Maturation of persistent and hyperpolarization-activated inward currents shapes the differential activation of motoneuron subtypes during postnatal development

• Published in: eLife Vol. 10
• Main Authors: Sharples, Simon A, Miles, Gareth B
• Format: Journal Article
• Language: English
• Published: England eLife Science Publications, Ltd 16.11.2021; eLife Sciences Publications Ltd; eLife Sciences Publications, Ltd
• Subjects: Analysis; Animals; Animals, Newborn; Cell Size; Electrophysiological Phenomena; Electrophysiology; Female; Hyperpolarization; intrinsic properties; Male; Maturation; Mice; Mice, Inbred C57BL; motoneuron; Motor neurons; Motor Neurons - physiology; Motor units; Nervous System - growth & development; Neuroscience; Patch-Clamp Techniques; Physiological aspects; postnatal development; Principal components analysis; recruitment; size principle; Spinal cord; United Kingdom; mouse; size principle; recruitment; neuroscience; motoneuron; intrinsic properties; spinal cord; postnatal development
• ISSN: 2050-084X; 2050-084X
• DOI: 10.7554/eLife.71385

The size principle underlies the orderly recruitment of motor units; however, motoneuron size is a poor predictor of recruitment amongst functionally defined motoneuron subtypes.

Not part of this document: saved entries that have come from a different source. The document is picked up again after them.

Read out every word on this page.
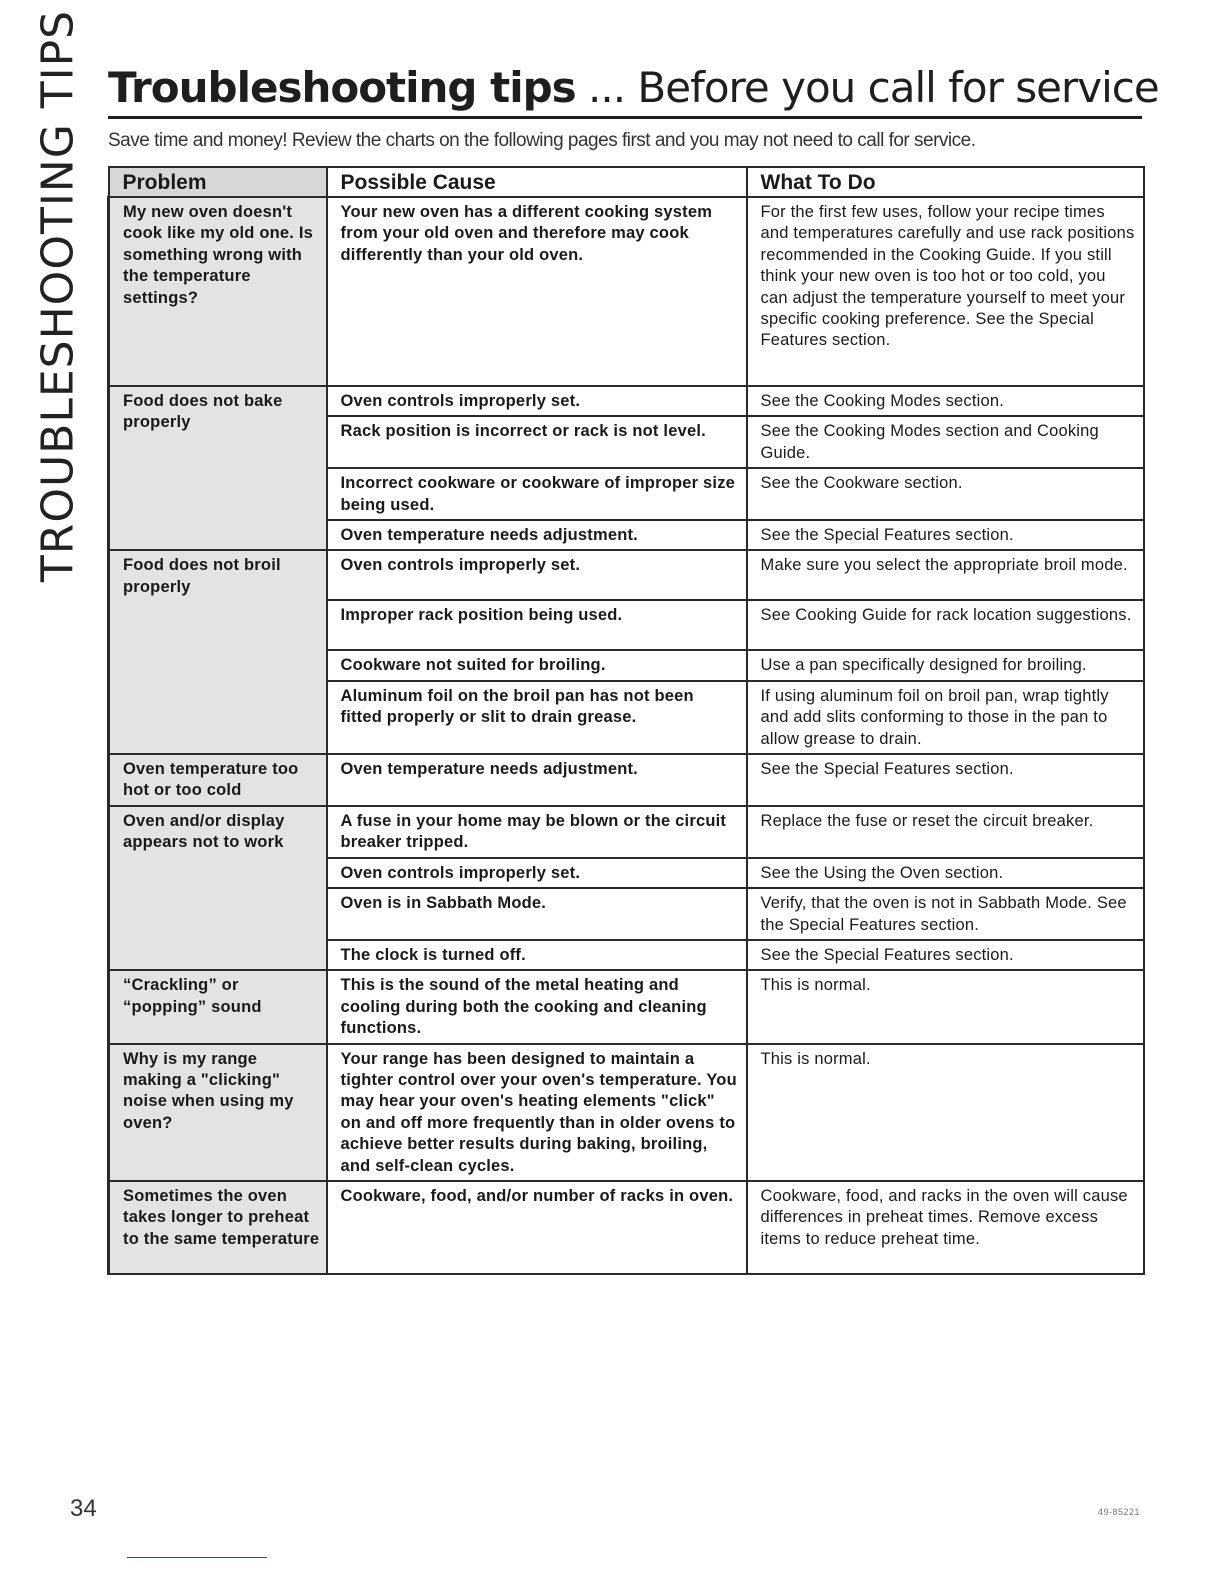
TROUBLESHOOTING TIPS Troubleshooting tips ... Before you call for service
Save time and money! Review the charts on the following pages first and you may not need to call for service.
Problem	Possible Cause	What To Do
My new oven doesn't cook like my old one. Is something wrong with the temperature settings?	Your new oven has a different cooking system from your old oven and therefore may cook differently than your old oven.	For the first few uses, follow your recipe times and temperatures carefully and use rack positions recommended in the Cooking Guide. If you still think your new oven is too hot or too cold, you can adjust the temperature yourself to meet your specific cooking preference. See the Special Features section.
Food does not bake properly	Oven controls improperly set.	See the Cooking Modes section.
	Rack position is incorrect or rack is not level.	See the Cooking Modes section and Cooking Guide.
	Incorrect cookware or cookware of improper size being used.	See the Cookware section.
	Oven temperature needs adjustment.	See the Special Features section.
Food does not broil properly	Oven controls improperly set.	Make sure you select the appropriate broil mode.
	Improper rack position being used.	See Cooking Guide for rack location suggestions.
	Cookware not suited for broiling.	Use a pan specifically designed for broiling.
	Aluminum foil on the broil pan has not been fitted properly or slit to drain grease.	If using aluminum foil on broil pan, wrap tightly and add slits conforming to those in the pan to allow grease to drain.
Oven temperature too hot or too cold	Oven temperature needs adjustment.	See the Special Features section.
Oven and/or display appears not to work	A fuse in your home may be blown or the circuit breaker tripped.	Replace the fuse or reset the circuit breaker.
	Oven controls improperly set.	See the Using the Oven section.
	Oven is in Sabbath Mode.	Verify, that the oven is not in Sabbath Mode. See the Special Features section.
	The clock is turned off.	See the Special Features section.
“Crackling” or “popping” sound	This is the sound of the metal heating and cooling during both the cooking and cleaning functions.	This is normal.
Why is my range making a "clicking" noise when using my oven?	Your range has been designed to maintain a tighter control over your oven's temperature. You may hear your oven's heating elements "click" on and off more frequently than in older ovens to achieve better results during baking, broiling, and self-clean cycles.	This is normal.
Sometimes the oven takes longer to preheat to the same temperature	Cookware, food, and/or number of racks in oven.	Cookware, food, and racks in the oven will cause differences in preheat times. Remove excess items to reduce preheat time.
34	49-85221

Whilst intrinsic properties are key regulators of motoneuron recruitment, the underlying currents involved are not well defined. Whole-cell patch-clamp electrophysiology was deployed to study intrinsic properties, and the underlying currents, that contribute to the differential activation of delayed and immediate firing motoneuron subtypes. Motoneurons were studied during the first three postnatal weeks in mice to identify key properties that contribute to rheobase and may be important to establish orderly recruitment. We find that delayed and immediate firing motoneurons are functionally homogeneous during the first postnatal week and are activated based on size, irrespective of subtype. The rheobase of motoneuron subtypes becomes staggered during the second postnatal week, which coincides with the differential maturation of passive and active properties, particularly persistent inward currents. Rheobase of delayed firing motoneurons increases further in the third postnatal week due to the development of a prominent resting hyperpolarization-activated inward current. Our results suggest that motoneuron recruitment is multifactorial, with recruitment order established during postnatal development through the differential maturation of passive properties and sequential integration of persistent and hyperpolarization-activated inward currents.